Cycloheptanone
- Names: Preferred IUPAC name Cycloheptanone

Identifiers
- CAS Number: 502-42-1;
- 3D model (JSmol): Interactive image;
- ChEMBL: ChEMBL18607;
- ChemSpider: 9971;
- ECHA InfoCard: 100.007.216
- EC Number: 207-937-6;
- PubChem CID: 10400;
- UNII: QH80295937;
- CompTox Dashboard (EPA): DTXSID8060113 ;

Properties
- Chemical formula: C_{7}H_{12}O
- Molar mass: 112.172 g·mol^{−1}
- Appearance: Colorless liquid
- Density: 0.949 g/cm^{3} (20 °C)
- Boiling point: 179 to 181 °C (354 to 358 °F; 452 to 454 K)
- Solubility in water: Insoluble
- Hazards: GHS labelling:
- Pictograms: GHS02: Flammable GHS05: Corrosive GHS07: Exclamation mark
- Signal word: Danger
- Hazard statements: H226, H302, H318
- Precautionary statements: P210, P233, P240, P241, P242, P243, P264, P270, P280, P301+P312, P303+P361+P353, P305+P351+P338, P310, P330, P370+P378, P403+P235, P501
- Flash point: 56 °C (133 °F; 329 K)

Related compounds
- Related cyclic ketones: Cyclohexanone, Cyclooctanone, Tropinone

= Cycloheptanone =

Cycloheptanone, (CH_{2})_{6}CO, is a cyclic ketone also referred to as suberone.
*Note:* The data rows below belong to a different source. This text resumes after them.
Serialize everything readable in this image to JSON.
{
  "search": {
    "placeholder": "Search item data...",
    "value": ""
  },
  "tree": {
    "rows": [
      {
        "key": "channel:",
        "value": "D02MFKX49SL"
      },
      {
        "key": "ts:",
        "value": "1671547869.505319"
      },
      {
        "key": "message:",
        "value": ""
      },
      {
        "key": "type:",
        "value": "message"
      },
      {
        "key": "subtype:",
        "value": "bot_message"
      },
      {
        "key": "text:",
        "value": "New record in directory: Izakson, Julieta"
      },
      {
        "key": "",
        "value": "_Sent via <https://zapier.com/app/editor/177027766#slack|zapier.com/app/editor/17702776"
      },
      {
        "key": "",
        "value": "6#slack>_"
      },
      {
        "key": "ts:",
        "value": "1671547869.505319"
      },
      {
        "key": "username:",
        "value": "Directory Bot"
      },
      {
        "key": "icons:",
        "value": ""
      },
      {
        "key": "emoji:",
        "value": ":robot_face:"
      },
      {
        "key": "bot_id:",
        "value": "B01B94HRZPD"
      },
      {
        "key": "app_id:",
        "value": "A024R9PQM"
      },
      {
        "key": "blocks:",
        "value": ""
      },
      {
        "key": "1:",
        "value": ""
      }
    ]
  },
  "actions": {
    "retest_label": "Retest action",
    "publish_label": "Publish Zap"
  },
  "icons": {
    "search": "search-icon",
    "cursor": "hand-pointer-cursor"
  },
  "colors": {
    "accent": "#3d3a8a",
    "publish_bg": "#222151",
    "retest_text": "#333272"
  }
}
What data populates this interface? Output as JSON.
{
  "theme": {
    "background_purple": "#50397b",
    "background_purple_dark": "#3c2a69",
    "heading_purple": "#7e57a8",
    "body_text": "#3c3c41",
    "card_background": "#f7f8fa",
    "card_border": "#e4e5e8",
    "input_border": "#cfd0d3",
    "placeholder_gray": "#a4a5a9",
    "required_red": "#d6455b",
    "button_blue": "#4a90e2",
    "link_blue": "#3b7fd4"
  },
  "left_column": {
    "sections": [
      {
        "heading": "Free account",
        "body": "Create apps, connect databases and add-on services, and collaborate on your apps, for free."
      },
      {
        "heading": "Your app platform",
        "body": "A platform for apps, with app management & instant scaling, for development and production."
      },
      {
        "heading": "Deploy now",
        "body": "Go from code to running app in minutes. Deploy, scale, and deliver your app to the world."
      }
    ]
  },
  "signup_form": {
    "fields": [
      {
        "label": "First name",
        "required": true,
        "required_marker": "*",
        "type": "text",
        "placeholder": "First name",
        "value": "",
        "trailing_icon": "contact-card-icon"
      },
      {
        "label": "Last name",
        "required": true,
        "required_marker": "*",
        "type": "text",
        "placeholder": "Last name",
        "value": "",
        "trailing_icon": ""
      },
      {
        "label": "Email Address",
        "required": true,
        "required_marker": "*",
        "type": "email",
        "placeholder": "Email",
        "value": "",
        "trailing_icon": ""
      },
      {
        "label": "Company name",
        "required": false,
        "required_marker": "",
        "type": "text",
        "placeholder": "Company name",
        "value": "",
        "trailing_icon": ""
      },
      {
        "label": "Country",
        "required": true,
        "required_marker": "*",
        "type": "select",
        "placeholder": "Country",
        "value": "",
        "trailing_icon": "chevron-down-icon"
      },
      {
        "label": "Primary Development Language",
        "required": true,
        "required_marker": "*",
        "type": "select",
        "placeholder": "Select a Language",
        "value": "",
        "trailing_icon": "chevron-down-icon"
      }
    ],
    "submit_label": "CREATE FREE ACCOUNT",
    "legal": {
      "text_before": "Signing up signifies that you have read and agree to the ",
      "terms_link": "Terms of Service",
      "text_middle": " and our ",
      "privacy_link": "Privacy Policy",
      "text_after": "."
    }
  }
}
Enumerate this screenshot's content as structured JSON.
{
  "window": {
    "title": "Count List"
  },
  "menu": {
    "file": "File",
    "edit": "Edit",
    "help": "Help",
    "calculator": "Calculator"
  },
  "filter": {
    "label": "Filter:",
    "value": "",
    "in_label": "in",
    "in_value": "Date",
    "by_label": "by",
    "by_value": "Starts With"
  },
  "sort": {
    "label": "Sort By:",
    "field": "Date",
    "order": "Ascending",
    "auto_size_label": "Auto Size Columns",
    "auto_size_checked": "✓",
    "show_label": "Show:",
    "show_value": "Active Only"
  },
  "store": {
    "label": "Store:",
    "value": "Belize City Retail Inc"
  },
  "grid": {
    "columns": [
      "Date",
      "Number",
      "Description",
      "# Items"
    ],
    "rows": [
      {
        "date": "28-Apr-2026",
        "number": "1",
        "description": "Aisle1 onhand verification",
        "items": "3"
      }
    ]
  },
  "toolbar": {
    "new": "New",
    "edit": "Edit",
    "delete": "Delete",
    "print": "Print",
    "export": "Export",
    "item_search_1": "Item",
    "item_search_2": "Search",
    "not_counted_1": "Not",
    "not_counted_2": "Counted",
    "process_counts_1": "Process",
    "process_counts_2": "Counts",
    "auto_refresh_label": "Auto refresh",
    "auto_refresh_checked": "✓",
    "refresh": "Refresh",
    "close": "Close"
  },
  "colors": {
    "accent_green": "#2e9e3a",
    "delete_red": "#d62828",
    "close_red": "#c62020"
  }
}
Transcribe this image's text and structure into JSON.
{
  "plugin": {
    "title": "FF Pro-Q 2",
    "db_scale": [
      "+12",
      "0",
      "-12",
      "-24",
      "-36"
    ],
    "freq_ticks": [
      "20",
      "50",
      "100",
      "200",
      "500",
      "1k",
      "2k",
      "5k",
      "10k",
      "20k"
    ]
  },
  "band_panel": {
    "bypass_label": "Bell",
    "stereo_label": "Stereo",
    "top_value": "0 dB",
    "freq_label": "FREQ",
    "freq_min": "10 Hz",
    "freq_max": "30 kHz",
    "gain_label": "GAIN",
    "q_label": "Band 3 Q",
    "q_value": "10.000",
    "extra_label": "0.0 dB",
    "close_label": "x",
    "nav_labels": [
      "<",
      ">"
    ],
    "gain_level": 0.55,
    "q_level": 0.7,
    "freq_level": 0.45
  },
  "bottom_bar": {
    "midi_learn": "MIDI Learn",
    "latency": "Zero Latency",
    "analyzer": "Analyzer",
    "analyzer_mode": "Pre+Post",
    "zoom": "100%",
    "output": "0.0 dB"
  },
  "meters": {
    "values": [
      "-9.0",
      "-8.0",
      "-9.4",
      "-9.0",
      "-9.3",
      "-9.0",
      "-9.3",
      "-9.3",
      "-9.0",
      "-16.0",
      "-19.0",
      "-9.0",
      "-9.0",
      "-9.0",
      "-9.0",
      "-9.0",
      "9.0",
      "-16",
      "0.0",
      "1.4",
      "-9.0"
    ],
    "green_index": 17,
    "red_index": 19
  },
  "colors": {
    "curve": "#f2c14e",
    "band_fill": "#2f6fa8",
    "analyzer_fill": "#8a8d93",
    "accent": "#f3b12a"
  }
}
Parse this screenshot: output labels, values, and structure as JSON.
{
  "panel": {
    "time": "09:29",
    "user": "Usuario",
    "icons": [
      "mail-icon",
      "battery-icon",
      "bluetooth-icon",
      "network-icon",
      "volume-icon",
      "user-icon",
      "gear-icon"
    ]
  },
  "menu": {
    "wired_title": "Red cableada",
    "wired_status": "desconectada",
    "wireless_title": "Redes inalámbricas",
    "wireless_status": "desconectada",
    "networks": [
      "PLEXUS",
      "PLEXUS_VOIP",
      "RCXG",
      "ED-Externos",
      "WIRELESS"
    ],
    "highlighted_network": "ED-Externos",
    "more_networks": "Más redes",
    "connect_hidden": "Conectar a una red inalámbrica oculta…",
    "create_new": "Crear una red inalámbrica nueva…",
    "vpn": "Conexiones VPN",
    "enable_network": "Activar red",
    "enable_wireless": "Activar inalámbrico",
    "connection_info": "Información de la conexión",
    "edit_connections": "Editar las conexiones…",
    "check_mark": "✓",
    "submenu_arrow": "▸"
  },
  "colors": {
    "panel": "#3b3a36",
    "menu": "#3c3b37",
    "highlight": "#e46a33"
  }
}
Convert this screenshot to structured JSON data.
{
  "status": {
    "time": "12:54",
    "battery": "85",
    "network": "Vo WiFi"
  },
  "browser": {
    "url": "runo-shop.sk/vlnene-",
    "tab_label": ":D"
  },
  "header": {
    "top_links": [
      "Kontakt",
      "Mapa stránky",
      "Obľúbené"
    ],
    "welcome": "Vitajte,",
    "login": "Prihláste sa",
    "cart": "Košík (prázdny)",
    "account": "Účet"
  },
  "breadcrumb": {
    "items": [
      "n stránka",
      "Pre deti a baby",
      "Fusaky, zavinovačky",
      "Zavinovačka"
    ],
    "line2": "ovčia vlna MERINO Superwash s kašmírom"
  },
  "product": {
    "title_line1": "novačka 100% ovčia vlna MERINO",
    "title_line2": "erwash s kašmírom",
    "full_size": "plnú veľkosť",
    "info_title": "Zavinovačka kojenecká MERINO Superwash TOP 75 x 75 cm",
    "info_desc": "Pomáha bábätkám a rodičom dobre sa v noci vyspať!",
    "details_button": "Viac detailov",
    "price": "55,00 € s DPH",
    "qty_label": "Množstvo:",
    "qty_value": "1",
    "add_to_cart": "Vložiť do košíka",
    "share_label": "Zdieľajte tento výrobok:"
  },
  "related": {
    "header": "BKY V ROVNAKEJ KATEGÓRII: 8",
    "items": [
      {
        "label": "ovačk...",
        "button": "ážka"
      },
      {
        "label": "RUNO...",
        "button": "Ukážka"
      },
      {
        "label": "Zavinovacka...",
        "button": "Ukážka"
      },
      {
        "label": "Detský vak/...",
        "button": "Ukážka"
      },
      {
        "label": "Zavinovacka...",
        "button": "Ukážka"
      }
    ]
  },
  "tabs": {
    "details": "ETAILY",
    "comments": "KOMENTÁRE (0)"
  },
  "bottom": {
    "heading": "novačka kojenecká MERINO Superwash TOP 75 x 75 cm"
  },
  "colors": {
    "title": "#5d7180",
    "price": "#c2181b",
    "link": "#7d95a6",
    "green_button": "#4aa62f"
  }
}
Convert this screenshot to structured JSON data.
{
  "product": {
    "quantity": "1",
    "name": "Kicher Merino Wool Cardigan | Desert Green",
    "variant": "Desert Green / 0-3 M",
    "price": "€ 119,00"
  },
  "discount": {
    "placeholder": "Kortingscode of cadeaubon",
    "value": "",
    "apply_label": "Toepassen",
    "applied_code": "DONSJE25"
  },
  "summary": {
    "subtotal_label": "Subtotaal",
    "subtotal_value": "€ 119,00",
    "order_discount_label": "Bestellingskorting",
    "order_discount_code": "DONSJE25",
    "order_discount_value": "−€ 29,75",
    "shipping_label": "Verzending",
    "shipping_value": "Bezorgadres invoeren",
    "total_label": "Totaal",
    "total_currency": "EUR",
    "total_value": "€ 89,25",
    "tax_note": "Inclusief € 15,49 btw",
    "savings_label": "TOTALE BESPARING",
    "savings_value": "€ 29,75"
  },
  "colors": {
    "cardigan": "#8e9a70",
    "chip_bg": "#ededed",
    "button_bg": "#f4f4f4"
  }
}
It is a colourless volatile liquid. Cycloheptanone is used as a precursor for the synthesis of pharmaceuticals.

== Synthesis ==
In 1836, French chemist Jean-Baptiste Boussingault first synthesized cycloheptanone from the calcium salt of dibasic suberic acid. The ketonization of calcium suberate yields calcium carbonate and suberone:
Ca(O_{2}C(CH_{2})_{6}CO_{2}) → CaCO_{3} + (CH_{2})_{6}CO

Cycloheptanone is still produced by the cyclization and decarboxylation of suberic acid or suberic acid esters. This reaction is typically conducted in the gas phase at 400–450 °C over alumina doped with zinc oxide or cerium oxide.

Cycloheptanone is also produced by the reaction of cyclohexanone with sodium ethoxide and nitromethane. The resulting sodium salt of 1-(nitromethyl)cyclohexanol is added to acetic acid and shaken with hydrogen gas in the presence of W-4 Raney nickel catalyst. Sodium nitrite and acetic acid are then added to give cycloheptanone.

Cycloheptanone is also prepared by ring expansion of cyclohexanone with diazomethane as the methylene source.

== Uses and reactions ==
Cycloheptanone is a precursor to bencyclane, a spasmolytic agent and vasodilator. Pimelic acid is produced by the oxidative cleavage of cycloheptanone. Dicarboxylic acids such as pimelic acid are useful for the preparation of fragrances and certain polymers.

Several microorganisms, including Mucor plumbeus, Mucor racemosus, and Penicillium chrysogenum, have been found to reduce cycloheptanone to cycloheptanol. These microorganisms have been investigated for use in certain stereospecific enzymatic reactions.

Suberone has demonstrated uses in the synthesis of bencyclane, ciclafrine, heptabarb, iprindole, heptolamide, stirocainide & Wy-28342.